When Dr. Paul Garfinkel started his career in psychiatry in the 1970s, psychoanalysis dominated the profession. Then the pendulum swung the other way. Psychoanalysis was discredited and drugs became the treatment of choice for mental illness. Throughout his career, Garfinkel has struggled to find a balance between these two poles, between compassion and human touch on one hand and the rigour of science and the prescribed drugs that have revolutionized psychiatry on the other. Though it was sometimes not popular, he held steadfast to his belief that medicines combined with psychotherapy are often better than either one alone.
In this deeply personal memoir Garfinkel writes about his journey through a 40-year career and life devoted the to the understanding, care, and advocacy of the mentally ill. He takes us through the many stages in his life, from his humble beginnings in Winnipeg as the son of Jewish immigrants, through to medical school, his internship at Toronto Western Hospital, his rise to leadership positions at many institutions and eventually as the first CEO of the Centre for Addiction and Mental Health (CAMH).

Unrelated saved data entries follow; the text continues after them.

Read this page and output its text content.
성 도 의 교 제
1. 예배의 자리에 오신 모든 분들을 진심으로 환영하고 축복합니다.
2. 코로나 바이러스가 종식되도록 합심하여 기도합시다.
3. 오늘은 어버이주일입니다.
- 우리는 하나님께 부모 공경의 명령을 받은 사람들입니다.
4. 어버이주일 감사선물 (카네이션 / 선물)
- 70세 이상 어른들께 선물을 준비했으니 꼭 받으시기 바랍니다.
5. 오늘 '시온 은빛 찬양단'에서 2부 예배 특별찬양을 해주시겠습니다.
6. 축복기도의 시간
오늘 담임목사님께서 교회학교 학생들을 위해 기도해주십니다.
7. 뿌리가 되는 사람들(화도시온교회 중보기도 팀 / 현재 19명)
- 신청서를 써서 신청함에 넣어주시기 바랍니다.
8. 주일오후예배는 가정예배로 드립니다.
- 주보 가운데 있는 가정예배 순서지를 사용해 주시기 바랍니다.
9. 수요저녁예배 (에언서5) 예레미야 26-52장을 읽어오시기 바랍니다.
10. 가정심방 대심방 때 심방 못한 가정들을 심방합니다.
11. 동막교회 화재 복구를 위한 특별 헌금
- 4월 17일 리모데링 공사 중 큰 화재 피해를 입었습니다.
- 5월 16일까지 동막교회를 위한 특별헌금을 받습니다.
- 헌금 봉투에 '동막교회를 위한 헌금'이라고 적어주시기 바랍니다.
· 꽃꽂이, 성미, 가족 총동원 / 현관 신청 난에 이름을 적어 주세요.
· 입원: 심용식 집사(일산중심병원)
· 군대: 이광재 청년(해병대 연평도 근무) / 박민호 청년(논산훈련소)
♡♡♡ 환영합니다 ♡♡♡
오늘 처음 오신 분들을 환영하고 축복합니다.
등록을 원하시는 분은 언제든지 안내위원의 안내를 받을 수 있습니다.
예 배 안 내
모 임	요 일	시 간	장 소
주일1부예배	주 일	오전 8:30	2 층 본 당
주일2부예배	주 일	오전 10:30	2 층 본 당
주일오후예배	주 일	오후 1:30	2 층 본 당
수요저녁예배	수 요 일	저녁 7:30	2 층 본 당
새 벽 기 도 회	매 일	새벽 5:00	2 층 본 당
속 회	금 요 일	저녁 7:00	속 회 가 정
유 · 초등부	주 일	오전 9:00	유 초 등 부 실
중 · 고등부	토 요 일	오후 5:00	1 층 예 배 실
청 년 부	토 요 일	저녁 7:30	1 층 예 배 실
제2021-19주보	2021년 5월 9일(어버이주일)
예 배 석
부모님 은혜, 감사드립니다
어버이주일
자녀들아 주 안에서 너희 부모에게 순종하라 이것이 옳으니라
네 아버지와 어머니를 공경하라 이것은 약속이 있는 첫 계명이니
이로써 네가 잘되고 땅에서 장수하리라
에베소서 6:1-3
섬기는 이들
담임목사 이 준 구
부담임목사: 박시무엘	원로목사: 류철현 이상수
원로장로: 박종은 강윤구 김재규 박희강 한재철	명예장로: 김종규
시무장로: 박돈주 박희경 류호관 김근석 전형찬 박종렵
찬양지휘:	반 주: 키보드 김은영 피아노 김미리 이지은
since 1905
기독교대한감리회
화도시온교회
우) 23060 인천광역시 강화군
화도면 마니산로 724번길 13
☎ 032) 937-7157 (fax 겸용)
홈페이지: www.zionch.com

DR. PAUL GARFINKEL is currently a professor in the Department of Psychiatry at the University of Toronto, and staff psychiatrist at the Centre for Addiction and Mental Health (CAMH). He obtained his medical degree from the University of Manitoba, and following an internship at the Toronto Western Hospital, did a psychiatric residency at the University of Toronto. He was chief of psychiatry at Toronto General Hospital, the University of Toronto, and the Clarke Institute of Psychiatry. He was appointed chief executive officer of CAMH in 1997 and held this position until 2009. Garfinkel is the author and editor of nine books on eating disorders. He has received many honours for his work, including Officer of the Order of Canada.